We rode together towards the front, and as we rode our talk fell on Goethe and on Faust, and of all passages the soldiers' song came up to my lips,—the song of soldiers of fortune, not the chant of men whose business it was to defend their country. Two lines, however, were significant:—

Kühn ist das Mühen,
Herrlich der Lohn.

We reached the front. An occasional "zip" gave warning that the sharpshooters were not asleep, and the quick eye of the general saw that our line needed rectification and how. Brief orders were given to the officer in command. My comrade was left to aid in carrying them out. The rest of us withdrew. Scarcely had we ridden a hundred yards towards camp when a shout was heard, and, turning round, we saw one of the men running after us. "The captain had been killed." The peace of heaven was on his face, as I gazed on the noble features that afternoon. The bullet had passed through his official papers and found his heart. He had received his discharge, and the glorious reward had been won.

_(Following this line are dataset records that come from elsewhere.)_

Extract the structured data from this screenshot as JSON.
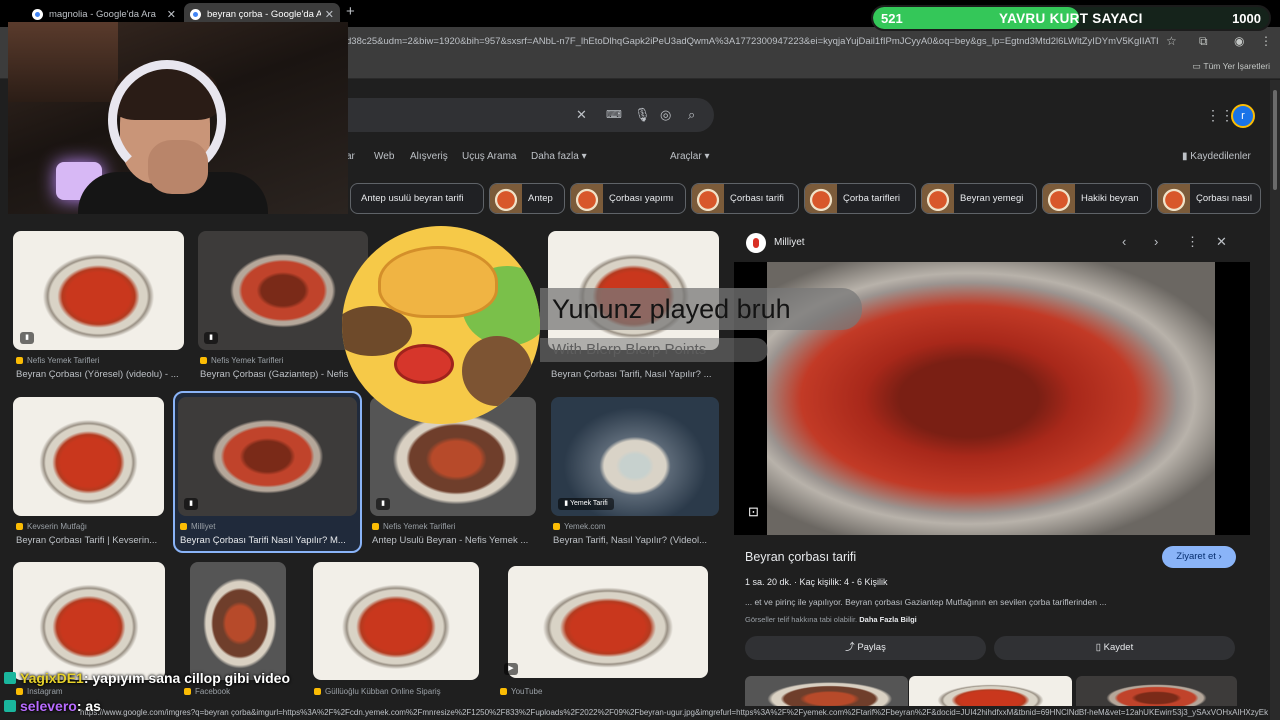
{
  "tabs": [
    {
      "label": "magnolia - Google'da Ara",
      "active": false
    },
    {
      "label": "beyran çorba - Google'da Ara",
      "active": true
    }
  ],
  "address_bar": {
    "url": "d38c25&udm=2&biw=1920&bih=957&sxsrf=ANbL-n7F_lhEtoDlhqGapk2iPeU3adQwmA%3A1772300947223&ei=kyqjaYujDail1fIPmJCyyA0&oq=bey&gs_lp=Egtnd3Mtd2l6LWltZyIDYmV5KgIIATIK..."
  },
  "bookmarks": {
    "all_label": "Tüm Yer İşaretleri"
  },
  "counter": {
    "current": "521",
    "label": "YAVRU KURT SAYACI",
    "max": "1000",
    "fraction": 0.521,
    "color": "#34c759"
  },
  "search": {
    "nav": [
      "ar",
      "Web",
      "Alışveriş",
      "Uçuş Arama",
      "Daha fazla ▾"
    ],
    "tools": "Araçlar ▾",
    "saved": "Kaydedilenler",
    "account_initial": "r",
    "chips": [
      "Antep usulü beyran tarifi",
      "Antep",
      "Çorbası yapımı",
      "Çorbası tarifi",
      "Çorba tarifleri",
      "Beyran yemegi",
      "Hakiki beyran",
      "Çorbası nasıl"
    ]
  },
  "results": [
    {
      "source": "Nefis Yemek Tarifleri",
      "title": "Beyran Çorbası (Yöresel) (videolu) - ..."
    },
    {
      "source": "Nefis Yemek Tarifleri",
      "title": "Beyran Çorbası (Gaziantep) - Nefis"
    },
    {
      "source": "",
      "title": "Beyran Çorbası Tarifi, Nasıl Yapılır? ..."
    },
    {
      "source": "Kevserin Mutfağı",
      "title": "Beyran Çorbası Tarifi | Kevserin..."
    },
    {
      "source": "Milliyet",
      "title": "Beyran Çorbası Tarifi Nasıl Yapılır? M..."
    },
    {
      "source": "Nefis Yemek Tarifleri",
      "title": "Antep Usulü Beyran - Nefis Yemek ..."
    },
    {
      "source": "Yemek.com",
      "title": "Beyran Tarifi, Nasıl Yapılır? (Videol..."
    },
    {
      "source": "Instagram",
      "title": ""
    },
    {
      "source": "Facebook",
      "title": ""
    },
    {
      "source": "Güllüoğlu Kübban Online Sipariş",
      "title": ""
    },
    {
      "source": "YouTube",
      "title": ""
    }
  ],
  "thumb_labels": {
    "yemek_tarifi": "Yemek Tarifi"
  },
  "panel": {
    "site": "Milliyet",
    "title": "Beyran çorbası tarifi",
    "visit": "Ziyaret et ›",
    "duration": "1 sa. 20 dk.",
    "servings": "Kaç kişilik: 4 - 6 Kişilik",
    "description": "... et ve pirinç ile yapılıyor. Beyran çorbası Gaziantep Mutfağının en sevilen çorba tariflerinden ...",
    "copyright": "Görseller telif hakkına tabi olabilir.",
    "more_info": "Daha Fazla Bilgi",
    "share": "Paylaş",
    "save": "Kaydet"
  },
  "alert": {
    "title": "Yununz played bruh",
    "subtitle": "With Blerp Blerp Points"
  },
  "chat": [
    {
      "user": "YagixDE1",
      "message": ": yapıyım sana cillop gibi video"
    },
    {
      "user": "selevero",
      "message": ": as"
    }
  ],
  "status_url": "https://www.google.com/imgres?q=beyran çorba&imgurl=https%3A%2F%2Fcdn.yemek.com%2Fmnresize%2F1250%2F833%2Fuploads%2F2022%2F09%2Fbeyran-ugur.jpg&imgrefurl=https%3A%2F%2Fyemek.com%2Ftarif%2Fbeyran%2F&docid=JUI42hihdfxxM&tbnid=69HNClNdBf-heM&vet=12ahUKEwirr53j3_ySAxVOHxAIHXzyEkEQnPAOegQILRAB.i..."
}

This is the other picture that the talk of the two old soldiers called up,—dead Confederate against living Federal; and these two pictures stand out before me again, as I am trying to make others understand and to understand myself what it was to be a Southern man twenty-five years ago; what it was to accept with the whole heart the creed of the Old South. The image of the living Federal bids me refrain from harsh words in the presence of those who were my captors. The dead Confederate bids me uncover the sacred memories that the dust of life's Appian Way hides from the tenderest and truest of those whose business it is to live and work. For my dead comrade of the Valley campaign is one of many; some of them my friends, some of them my pupils as well. The 18th of July, 1861, laid low one of my Princeton College room-mates; on the 21st, the day of the great battle, the other fell,—both bearers of historic names, both upholding the cause of their State with as unclouded a conscience as any saint in the martyrology ever wore; and from that day to the end, great battle and outpost skirmish brought me, week by week, a personal loss in men of the same type.

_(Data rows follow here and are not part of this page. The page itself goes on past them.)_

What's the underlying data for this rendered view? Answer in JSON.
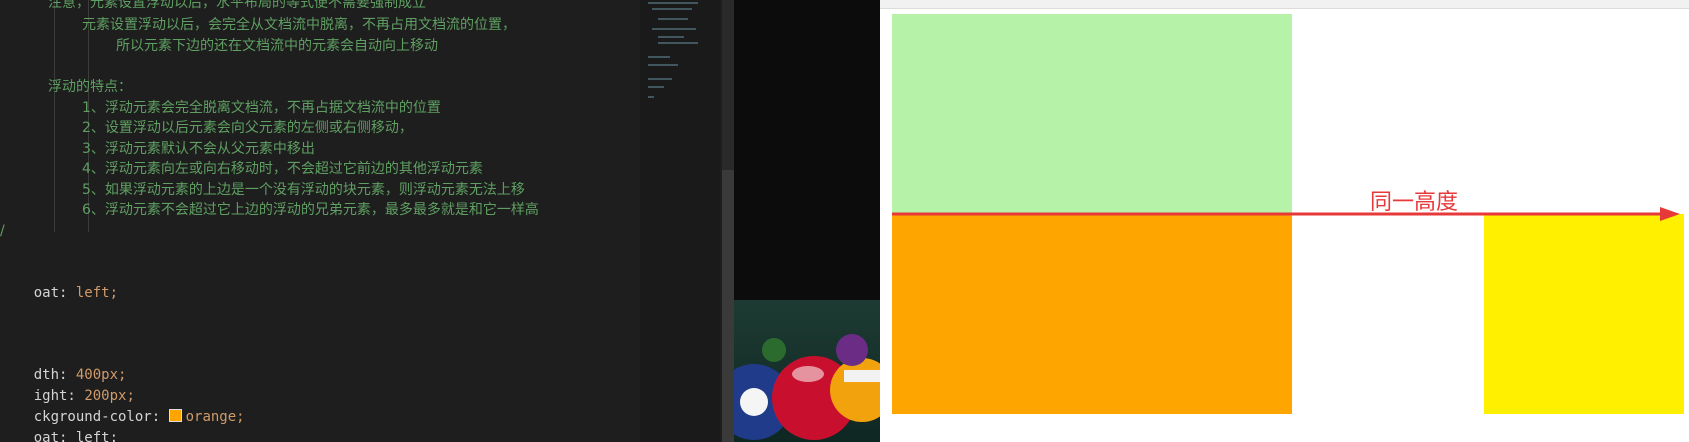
{
  "editor": {
    "comment_lines": [
      "注意，元素设置浮动以后，水平布局的等式便不需要强制成立",
      "元素设置浮动以后，会完全从文档流中脱离，不再占用文档流的位置，",
      "所以元素下边的还在文档流中的元素会自动向上移动",
      "浮动的特点：",
      "1、浮动元素会完全脱离文档流，不再占据文档流中的位置",
      "2、设置浮动以后元素会向父元素的左侧或右侧移动，",
      "3、浮动元素默认不会从父元素中移出",
      "4、浮动元素向左或向右移动时，不会超过它前边的其他浮动元素",
      "5、如果浮动元素的上边是一个没有浮动的块元素，则浮动元素无法上移",
      "6、浮动元素不会超过它上边的浮动的兄弟元素，最多最多就是和它一样高"
    ],
    "comment_close": "/",
    "code": {
      "float_prop": "oat:",
      "float_val": "left;",
      "width_prop": "dth:",
      "width_val": "400px;",
      "height_prop": "ight:",
      "height_val": "200px;",
      "bg_prop": "ckground-color:",
      "bg_val": "orange;",
      "last_partial": "oat: left;"
    },
    "colors": {
      "comment": "#5f9f62",
      "value": "#cf9b6a",
      "swatch": "#ffa500"
    }
  },
  "browser": {
    "annotation": "同一高度",
    "colors": {
      "box1": "#b6f2a8",
      "box2": "#ffa500",
      "box3": "#fff000",
      "annotation": "#e8393a"
    }
  }
}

The Princeton College room-mate who fell on the 18th of July was James Kendall Lee, a distant relative of the great soldier; the other was Peyton Randolph Harrison, of Martinsburg (W.) Va., representative of the oldest families in the old state. His brother, Dabney Carr Harrison (Princeton, '48), another close friend, took service in the Confederate army, first as chaplain, then as captain of a company, and was killed at Fort Donelson which, as I painfully remember, was at first reported as a Confederate victory.

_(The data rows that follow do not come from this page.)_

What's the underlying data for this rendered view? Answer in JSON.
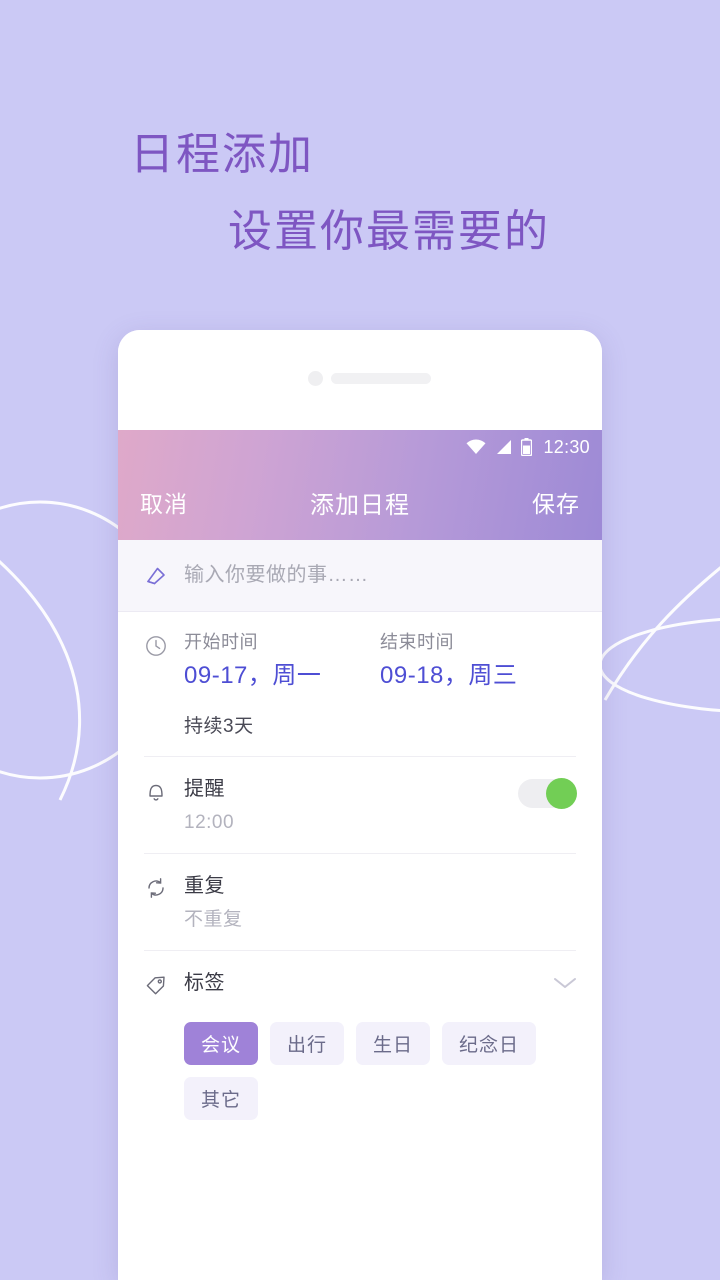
{
  "promo": {
    "line1": "日程添加",
    "line2": "设置你最需要的",
    "color": "#7e56c2"
  },
  "background": {
    "color": "#cbc9f5",
    "curve_color": "#ffffff"
  },
  "phone": {
    "statusbar": {
      "time": "12:30",
      "icons": [
        "wifi-icon",
        "signal-icon",
        "battery-icon"
      ]
    },
    "appbar": {
      "cancel_label": "取消",
      "title": "添加日程",
      "save_label": "保存",
      "gradient_from": "#dfa9c9",
      "gradient_to": "#9d8ad6"
    },
    "title_field": {
      "icon": "pencil-icon",
      "value": "",
      "placeholder": "输入你要做的事……"
    },
    "time_section": {
      "icon": "clock-icon",
      "start_label": "开始时间",
      "start_value": "09-17，周一",
      "end_label": "结束时间",
      "end_value": "09-18，周三",
      "duration": "持续3天",
      "value_color": "#4e4ed4"
    },
    "reminder_section": {
      "icon": "bell-icon",
      "title": "提醒",
      "value": "12:00",
      "toggle_on": true,
      "toggle_color": "#72ce55"
    },
    "repeat_section": {
      "icon": "repeat-icon",
      "title": "重复",
      "value": "不重复"
    },
    "tag_section": {
      "icon": "tag-icon",
      "title": "标签",
      "expand_icon": "chevron-down-icon",
      "tags": [
        {
          "label": "会议",
          "selected": true
        },
        {
          "label": "出行",
          "selected": false
        },
        {
          "label": "生日",
          "selected": false
        },
        {
          "label": "纪念日",
          "selected": false
        },
        {
          "label": "其它",
          "selected": false
        }
      ],
      "selected_color": "#9f82d8"
    }
  }
}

The surrender of the Spartans on the island of Sphacteria was a surprise to friend and foe alike; and the severe historian of the Peloponnesian war pauses to record the answer of a Spartan to the jeering question of one of the allies of the Athenians,—a question which implied that the only brave Spartans were those who had been slain. The answer was tipped with Spartan wit; the only thing Spartan, as some one has said, in the whole un-Spartan affair. "The arrow," said he, "would be of great price if it distinguished the brave men from the cowards." But it did seem to us, in our passionate grief, that the remorseless bullet, the remorseless shell, had picked out the bravest and the purest. It is an old cry,—

Ja, der Krieg verschlingt die Besten.

Still, when Schiller says in the poem just quoted,

Ohne Wahl vertheilt die Gaben,
Ohne Billigkeit das Glück,
Denn Patroklus liegt begraben
Und Thersites kommt zurück,

his illustration is only half right. The Greek Thersites did not return to claim a pension.

Thersites—strange that Schiller in his Siegeslied should have forgotten it—never lived to return. According to the Scholia Vetera on Lycophron, 999, this monkey-shaped (πιθηκὁμορφοϛ [pithêkomorphos]) creature was slain by Achilles for gouging out the eyes of Penthesilea's maid, with whom Achilles had fallen in love. A better point was made by Ovid, that master of points (Am. 2, 6, 41): Tristia Phylacidae Thersites funera vidit.

The French artist was Guillaume, who came to this country shortly before the war. In the picture to which I refer, General Lee was the main figure.